The center is a workshop of sorts, where Villarreal and other researchers are developing specialized viruses to be used as “vectors,” or delivery systems, for genetic material cloned in the campus lab.
The advances of recombinant DNA technology during the last two decades have raised public expectations that such gene transfers will soon provide a cure for a number of inherited and acquired diseases. But the creation of a biological delivery system that will effectively counteract genetic deficiencies and not be rejected by the human host remains a significant problem, said Villarreal, who finds the challenge a sufficient cure for boredom.
“I’ve always been curious about how things work. I’ve been a tinkerer forever. When I was a kid, I took apart my brother’s 10-speed bike, including the derailleur, and hundreds of ball bearings fell all over the garage floor. Somehow, I managed to get it all back together. I guess that’s a characteristic I have that has been useful in problem-solving.”
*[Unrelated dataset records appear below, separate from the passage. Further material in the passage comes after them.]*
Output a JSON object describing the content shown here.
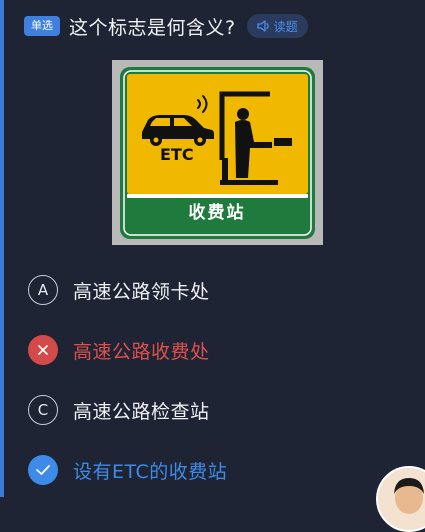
{
  "question": {
    "badge": "单选",
    "text": "这个标志是何含义?",
    "read_label": "读题"
  },
  "sign": {
    "etc_label": "ETC",
    "station_label": "收费站",
    "colors": {
      "frame": "#1f7a3d",
      "panel": "#f0b900",
      "border_light": "#ffffff",
      "background": "#b9b9b9"
    }
  },
  "options": [
    {
      "marker": "A",
      "text": "高速公路领卡处",
      "state": "normal"
    },
    {
      "marker": "×",
      "text": "高速公路收费处",
      "state": "wrong"
    },
    {
      "marker": "C",
      "text": "高速公路检查站",
      "state": "normal"
    },
    {
      "marker": "✓",
      "text": "设有ETC的收费站",
      "state": "correct"
    }
  ],
  "colors": {
    "background": "#1e2433",
    "accent": "#3d8ae8",
    "wrong": "#d24a4a"
  }
}
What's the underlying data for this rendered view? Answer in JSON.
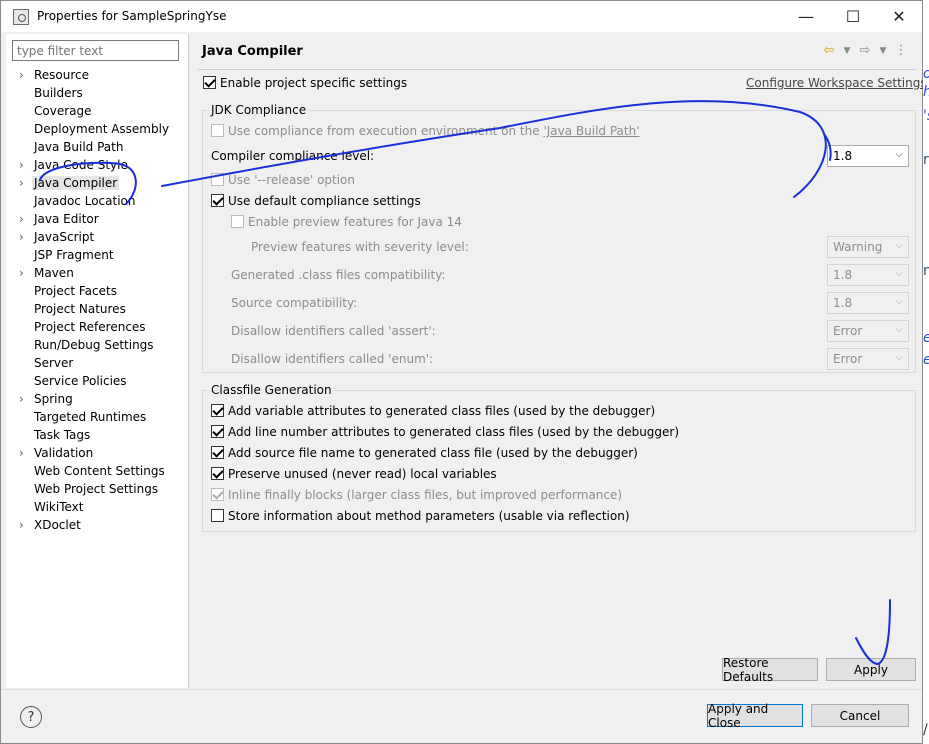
{
  "window": {
    "title": "Properties for SampleSpringYse",
    "controls": {
      "minimize": "—",
      "maximize": "☐",
      "close": "✕"
    }
  },
  "left_pane": {
    "filter_placeholder": "type filter text",
    "tree": [
      {
        "label": "Resource",
        "expandable": true
      },
      {
        "label": "Builders",
        "expandable": false
      },
      {
        "label": "Coverage",
        "expandable": false
      },
      {
        "label": "Deployment Assembly",
        "expandable": false
      },
      {
        "label": "Java Build Path",
        "expandable": false
      },
      {
        "label": "Java Code Style",
        "expandable": true
      },
      {
        "label": "Java Compiler",
        "expandable": true,
        "selected": true
      },
      {
        "label": "Javadoc Location",
        "expandable": false
      },
      {
        "label": "Java Editor",
        "expandable": true
      },
      {
        "label": "JavaScript",
        "expandable": true
      },
      {
        "label": "JSP Fragment",
        "expandable": false
      },
      {
        "label": "Maven",
        "expandable": true
      },
      {
        "label": "Project Facets",
        "expandable": false
      },
      {
        "label": "Project Natures",
        "expandable": false
      },
      {
        "label": "Project References",
        "expandable": false
      },
      {
        "label": "Run/Debug Settings",
        "expandable": false
      },
      {
        "label": "Server",
        "expandable": false
      },
      {
        "label": "Service Policies",
        "expandable": false
      },
      {
        "label": "Spring",
        "expandable": true
      },
      {
        "label": "Targeted Runtimes",
        "expandable": false
      },
      {
        "label": "Task Tags",
        "expandable": false
      },
      {
        "label": "Validation",
        "expandable": true
      },
      {
        "label": "Web Content Settings",
        "expandable": false
      },
      {
        "label": "Web Project Settings",
        "expandable": false
      },
      {
        "label": "WikiText",
        "expandable": false
      },
      {
        "label": "XDoclet",
        "expandable": true
      }
    ]
  },
  "page": {
    "title": "Java Compiler",
    "enable_project_specific": "Enable project specific settings",
    "configure_workspace_link": "Configure Workspace Settings...",
    "jdk": {
      "group_title": "JDK Compliance",
      "use_compliance_prefix": "Use compliance from execution environment on the ",
      "use_compliance_link": "'Java Build Path'",
      "compliance_level_label": "Compiler compliance level:",
      "compliance_level_value": "1.8",
      "release_option": "Use '--release' option",
      "use_default": "Use default compliance settings",
      "enable_preview": "Enable preview features for Java 14",
      "preview_severity_label": "Preview features with severity level:",
      "preview_severity_value": "Warning",
      "generated_class_label": "Generated .class files compatibility:",
      "generated_class_value": "1.8",
      "source_compat_label": "Source compatibility:",
      "source_compat_value": "1.8",
      "assert_label": "Disallow identifiers called 'assert':",
      "assert_value": "Error",
      "enum_label": "Disallow identifiers called 'enum':",
      "enum_value": "Error"
    },
    "classfile": {
      "group_title": "Classfile Generation",
      "options": [
        {
          "label": "Add variable attributes to generated class files (used by the debugger)",
          "checked": true,
          "disabled": false
        },
        {
          "label": "Add line number attributes to generated class files (used by the debugger)",
          "checked": true,
          "disabled": false
        },
        {
          "label": "Add source file name to generated class file (used by the debugger)",
          "checked": true,
          "disabled": false
        },
        {
          "label": "Preserve unused (never read) local variables",
          "checked": true,
          "disabled": false
        },
        {
          "label": "Inline finally blocks (larger class files, but improved performance)",
          "checked": true,
          "disabled": true
        },
        {
          "label": "Store information about method parameters (usable via reflection)",
          "checked": false,
          "disabled": false
        }
      ]
    },
    "restore_defaults": "Restore Defaults",
    "apply": "Apply"
  },
  "footer": {
    "help": "?",
    "apply_and_close": "Apply and Close",
    "cancel": "Cancel"
  },
  "background_text": [
    "o",
    "h",
    "'s",
    "ru",
    "n",
    "e",
    "e",
    "/"
  ],
  "colors": {
    "annotation_ink": "#1a2fd8",
    "accent": "#0078d7"
  }
}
Villarreal’s flair for improvisation was not always appreciated. In high school, his ability to devise solutions to problems on a physics exam was called into question.
“I used a method that I now know is called analytical geometry, but I didn’t have a clear sense of what I was doing back then,” he said. “I analytically determined what the answers should be, and I got the highest score in the class by doing that.
“If I had a student these days who had come up with an innovative way to solve a problem like that, that would be someone to really encourage. But in my case, I was told, ‘There’s no way you could have beat these other students because you have not taken trigonometry. You must have cheated.’ ”
Villarreal grew up in a family of three brothers whose parents had not gone beyond the fourth grade. After high school graduation, Villarreal enrolled at a community college, looking for the training that would earn him a steady job as a medical technician.
“After one year of taking courses at a junior college, I was bored to tears with it. It was just memorization.”
His search for intellectual intrigue led to a bachelor’s degree in biochemistry from Cal State L.A., a doctorate in biology from UC San Diego and a research fellowship in 1976 with genetic researcher Paul Berg at Stanford University, who won the Nobel Prize in chemistry in 1980 for his pioneering work.
Shortly before Villarreal arrived at Stanford, Berg had called for a moratorium on genetic research over concerns about the potential for abuse.
Though the scientific community’s fears have largely been assuaged, Villarreal said there is a persistent public perception that genetic engineering amounts to a violation of the laws of nature.
“The prevailing public view of people in science is the stereotype of the mad scientist. Yet, if you look at the contributions of scientists toward the well-being of the planet, they’ve been very active.”
He tells the story of a parasitic wasp that doesn’t make nests.
“When they find an insect larva, they inject an egg into it and the egg will develop inside it. In order to grow in another organism, you have to turn off the immune system of that organism.
“And the way the wasp does it is that it makes a virus that gets into the larva and turns off the immune reaction in the insect larva so the egg can grow. That’s gene therapy. People keep thinking they’ve discovered things that nature hasn’t done. Then we find out, sure enough, it is a natural process after all.”